Женился и испугался: «О, зачем за себя баржу привязал? Мне ли гнездо разводить! Теперь не выбиться из бедности».

А пожил с Матреной и увидел в ней помощницу неусыпающую, друга верного. Она со мной заодно думу думала. При ней я на свои ноги начал вставать.

Я на Мурмане, жена дома, сельдь промышляет, сети вяжет, прядет, ткет, косит, грибы, ягоды носит. Матреша моя и мужскую работу могла. Тес тесала, езы* била, кирпичи работала…

Ребятишки родились — труднее стало. А Матреша, хоть какая беда, уж тихонько она сдумает, ладно скажет…
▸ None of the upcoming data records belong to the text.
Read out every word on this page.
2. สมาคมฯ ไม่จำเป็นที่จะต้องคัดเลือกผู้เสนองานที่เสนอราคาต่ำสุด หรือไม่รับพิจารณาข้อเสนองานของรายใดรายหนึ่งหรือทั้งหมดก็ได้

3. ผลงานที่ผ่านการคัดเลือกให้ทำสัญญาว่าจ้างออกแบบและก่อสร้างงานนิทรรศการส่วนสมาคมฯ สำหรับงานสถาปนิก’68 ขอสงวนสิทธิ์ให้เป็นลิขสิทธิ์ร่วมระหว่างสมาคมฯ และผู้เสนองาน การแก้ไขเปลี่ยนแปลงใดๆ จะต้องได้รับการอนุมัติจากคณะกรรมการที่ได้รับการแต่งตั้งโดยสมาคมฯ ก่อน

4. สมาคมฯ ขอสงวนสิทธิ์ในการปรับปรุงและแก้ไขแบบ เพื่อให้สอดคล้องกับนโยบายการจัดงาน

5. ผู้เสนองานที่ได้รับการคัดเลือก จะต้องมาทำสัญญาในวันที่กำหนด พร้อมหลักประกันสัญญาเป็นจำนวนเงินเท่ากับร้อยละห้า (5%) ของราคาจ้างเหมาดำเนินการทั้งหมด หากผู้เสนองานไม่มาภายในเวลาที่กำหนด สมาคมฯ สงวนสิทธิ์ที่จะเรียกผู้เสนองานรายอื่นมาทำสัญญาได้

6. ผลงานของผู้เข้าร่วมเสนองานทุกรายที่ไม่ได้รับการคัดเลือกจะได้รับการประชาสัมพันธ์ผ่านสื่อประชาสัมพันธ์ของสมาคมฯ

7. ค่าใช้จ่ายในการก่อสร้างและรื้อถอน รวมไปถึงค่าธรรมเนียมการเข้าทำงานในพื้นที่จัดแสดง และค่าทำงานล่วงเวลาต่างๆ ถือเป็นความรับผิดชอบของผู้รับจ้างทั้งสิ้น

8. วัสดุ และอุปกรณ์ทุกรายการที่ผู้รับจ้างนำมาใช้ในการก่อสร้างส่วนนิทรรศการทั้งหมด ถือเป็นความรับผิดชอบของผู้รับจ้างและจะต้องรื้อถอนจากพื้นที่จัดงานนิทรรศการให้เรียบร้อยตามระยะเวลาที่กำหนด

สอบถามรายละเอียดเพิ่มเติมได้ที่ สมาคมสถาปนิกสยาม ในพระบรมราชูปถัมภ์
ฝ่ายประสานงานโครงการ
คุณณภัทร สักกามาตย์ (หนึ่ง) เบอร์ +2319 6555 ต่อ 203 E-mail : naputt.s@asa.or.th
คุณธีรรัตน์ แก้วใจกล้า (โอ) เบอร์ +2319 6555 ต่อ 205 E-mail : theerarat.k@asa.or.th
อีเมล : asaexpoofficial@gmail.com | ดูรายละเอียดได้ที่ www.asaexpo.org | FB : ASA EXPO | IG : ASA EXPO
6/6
В шесть годов мы избу свою поставили. Вместе лес возили, стены рубили, вместе крышу крыли.

В эту пору я кинул якорь у Василия Онаньевича Зубова, нашей же Корелы у богатеющего купца: на Мурмане своя фактория*, промысловое оборудование, три шкуны, одна — что твой фрегат.

В море ли, на берегу ли работаю — все нет-нет да погляжу на чужие кораблики, как они плывут, брызги на стороны раскидывают. Погляжу да подумаю: «Ничего! Проведу и я свою борозду».

Деньжонки я усердно копил, а что строить буду не малую скорлупку, а заправскую шкуну, это я давно решил.

Семья в Корелах, я на Мурмане; что добуду, им оторву, остальное в кошель; на себя ни полушки. И кошель на груди носил.

Каждый рубль — что гвоздь на постройку моему желанному кораблю, каждым рублем я на волю выкупался сам и детей выкупал.

По праздникам на эту картину любовался. Любовался — не думал, не гадал, какая гроза над моей головой собирается.

Хозяин мой, Василий Зубов, в нас, в рабочих, не входил. Платит грошами, в зиму пропащей рыбой кормит — и ладно, думает, дородно им.